Investors pulled record amounts of money out of exchange-traded products last month on the back of concerns over the Federal Reserve’s stimulus and the health of global growth.
According to the BlackRock ETP Landscape report for August 2013, the products suffered outflows of $15bn (£9.6bn), which is the largest monthly outflow on record for global ETPs and above the previous $13.4bn record set in January 2010.

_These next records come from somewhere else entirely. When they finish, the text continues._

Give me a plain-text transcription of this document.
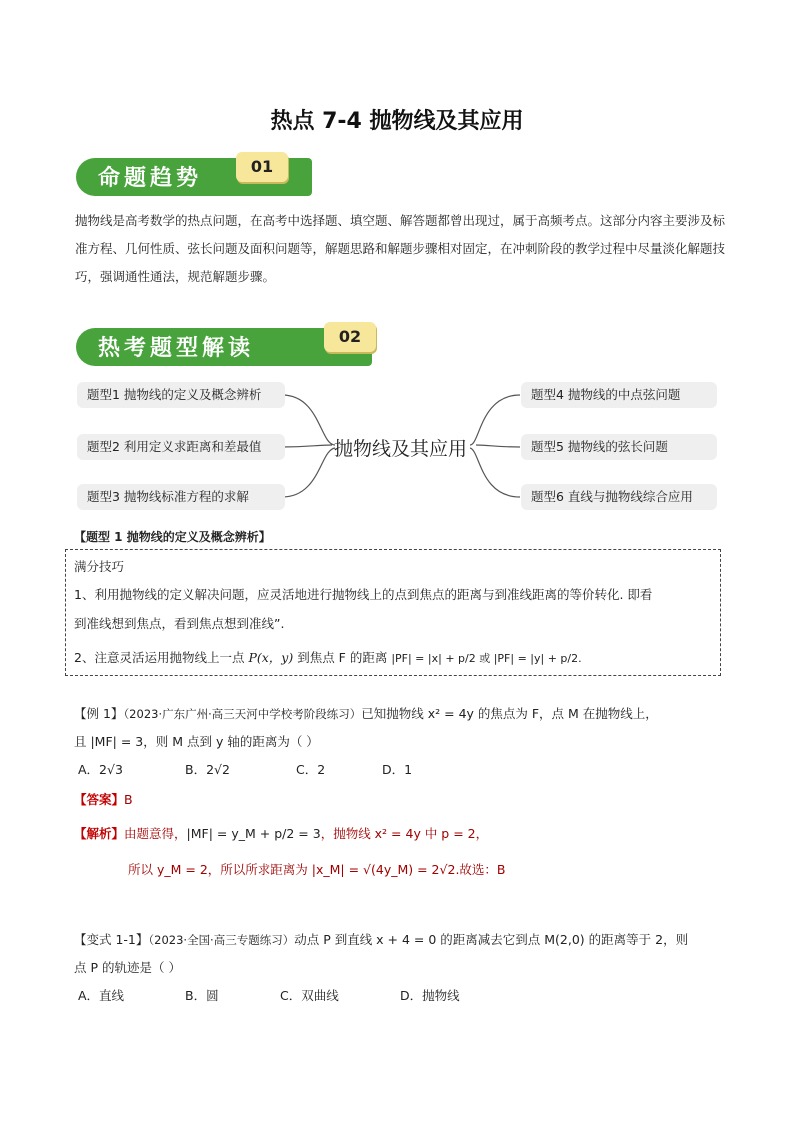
热点 7-4 抛物线及其应用
命题趋势	01
抛物线是高考数学的热点问题，在高考中选择题、填空题、解答题都曾出现过，属于高频考点。这部分内容主要涉及标准方程、几何性质、弦长问题及面积问题等，解题思路和解题步骤相对固定，在冲刺阶段的教学过程中尽量淡化解题技巧，强调通性通法，规范解题步骤。
热考题型解读	02
题型1 抛物线的定义及概念辨析
题型2 利用定义求距离和差最值
题型3 抛物线标准方程的求解
抛物线及其应用
题型4 抛物线的中点弦问题
题型5 抛物线的弦长问题
题型6 直线与抛物线综合应用
【题型 1 抛物线的定义及概念辨析】
满分技巧
1、利用抛物线的定义解决问题，应灵活地进行抛物线上的点到焦点的距离与到准线距离的等价转化. 即看
到准线想到焦点，看到焦点想到准线”.
2、注意灵活运用抛物线上一点 P(x，y) 到焦点 F 的距离 |PF| = |x| + p/2 或 |PF| = |y| + p/2.
【例 1】（2023·广东广州·高三天河中学校考阶段练习）已知抛物线 x² = 4y 的焦点为 F，点 M 在抛物线上，
且 |MF| = 3，则 M 点到 y 轴的距离为（ ）
A．2√3	B．2√2	C．2	D．1
【答案】B
【解析】由题意得，|MF| = y_M + p/2 = 3，抛物线 x² = 4y 中 p = 2，
所以 y_M = 2，所以所求距离为 |x_M| = √(4y_M) = 2√2.故选：B
【变式 1-1】（2023·全国·高三专题练习）动点 P 到直线 x + 4 = 0 的距离减去它到点 M(2,0) 的距离等于 2，则
点 P 的轨迹是（ ）
A．直线	B．圆	C．双曲线	D．抛物线
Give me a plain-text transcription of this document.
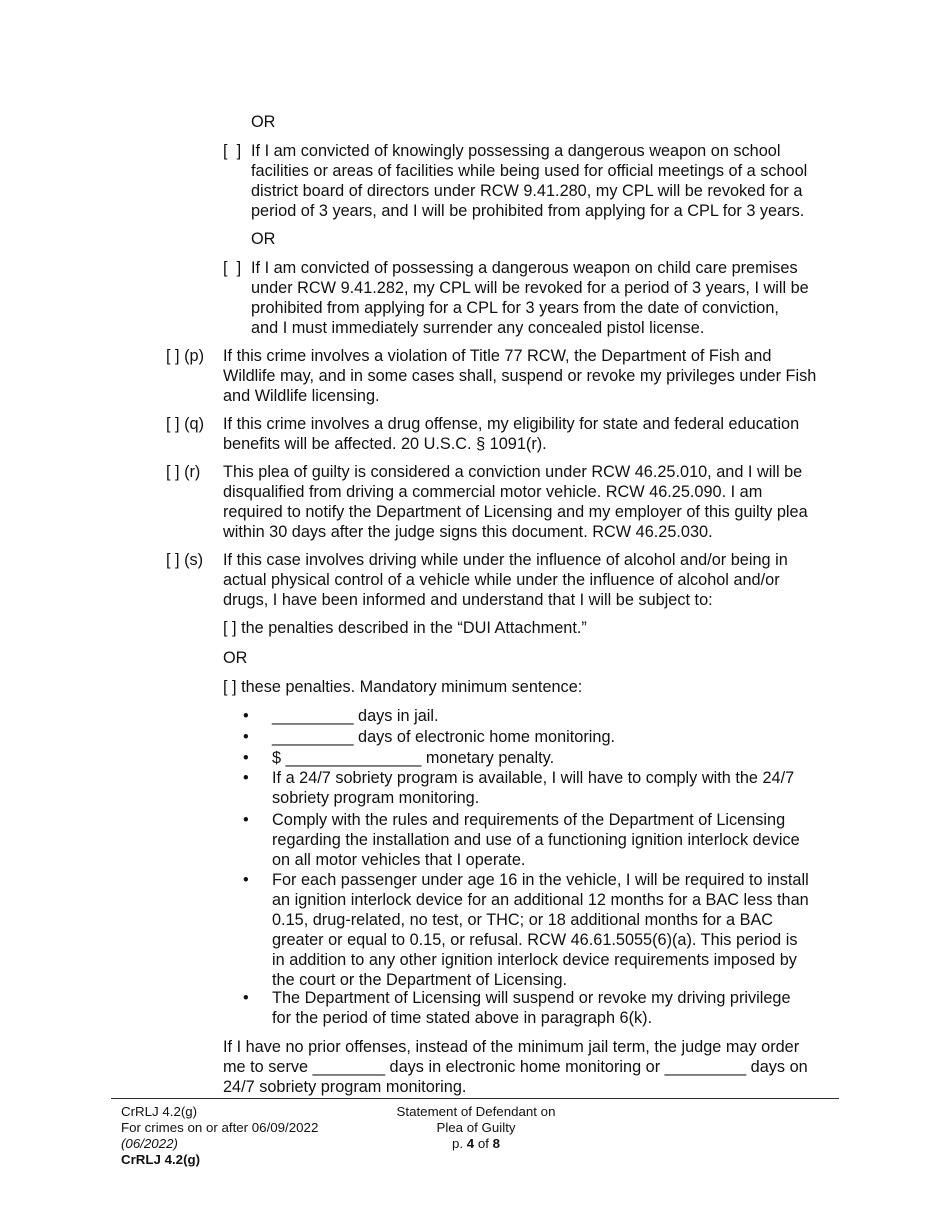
OR

[  ] If I am convicted of knowingly possessing a dangerous weapon on school
facilities or areas of facilities while being used for official meetings of a school
district board of directors under RCW 9.41.280, my CPL will be revoked for a
period of 3 years, and I will be prohibited from applying for a CPL for 3 years.

OR

[  ] If I am convicted of possessing a dangerous weapon on child care premises
under RCW 9.41.282, my CPL will be revoked for a period of 3 years, I will be
prohibited from applying for a CPL for 3 years from the date of conviction,
and I must immediately surrender any concealed pistol license.
[ ] (p) If this crime involves a violation of Title 77 RCW, the Department of Fish and
Wildlife may, and in some cases shall, suspend or revoke my privileges under Fish
and Wildlife licensing.
[ ] (q) If this crime involves a drug offense, my eligibility for state and federal education
benefits will be affected. 20 U.S.C. § 1091(r).
[ ] (r) This plea of guilty is considered a conviction under RCW 46.25.010, and I will be
disqualified from driving a commercial motor vehicle. RCW 46.25.090. I am
required to notify the Department of Licensing and my employer of this guilty plea
within 30 days after the judge signs this document. RCW 46.25.030.
[ ] (s) If this case involves driving while under the influence of alcohol and/or being in
actual physical control of a vehicle while under the influence of alcohol and/or
drugs, I have been informed and understand that I will be subject to:

[ ] the penalties described in the “DUI Attachment.”

OR

[ ] these penalties. Mandatory minimum sentence:

• _________ days in jail.
• _________ days of electronic home monitoring.
• $ _______________ monetary penalty.
• If a 24/7 sobriety program is available, I will have to comply with the 24/7
sobriety program monitoring.
• Comply with the rules and requirements of the Department of Licensing
regarding the installation and use of a functioning ignition interlock device
on all motor vehicles that I operate.
• For each passenger under age 16 in the vehicle, I will be required to install
an ignition interlock device for an additional 12 months for a BAC less than
0.15, drug-related, no test, or THC; or 18 additional months for a BAC
greater or equal to 0.15, or refusal. RCW 46.61.5055(6)(a). This period is
in addition to any other ignition interlock device requirements imposed by
the court or the Department of Licensing.
• The Department of Licensing will suspend or revoke my driving privilege
for the period of time stated above in paragraph 6(k).
If I have no prior offenses, instead of the minimum jail term, the judge may order
me to serve ________ days in electronic home monitoring or _________ days on
24/7 sobriety program monitoring.
CrRLJ 4.2(g)
For crimes on or after 06/09/2022
(06/2022)
CrRLJ 4.2(g)
Statement of Defendant on
Plea of Guilty
p. 4 of 8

ETP outflows were driven by the $9.4bn withdrawn from equity products. The US was the main source of redemptions as a net $14.5bn was taken from US ETPs – with $14bn of this coming from the SPDR S&P 500 ETP.
However, European equities were a bright spot” during April as investors poured $4.7bn into pan European equity ETPs after the eurozone showed signs of coming out of its 18-month-long recession.
Within fixed income, outflows from bond ETPs reached $5.3bn. Some $8.1bn was redeemed from ETPs with longer/broader maturity profiles, offsetting the. inflows witnessed by short maturity funds.
BlackRock ETP Insights head Raj Seshadri says: “Investors remained cautious in August due to continued uncertainty about US economic growth and Federal Reserve policy.
“Continued uncertainty around the timing of the Fed’s tapering, the direction of economic data and potential geopolitical conflict is likely to lead to increased volatility for equity and bond markets in September.”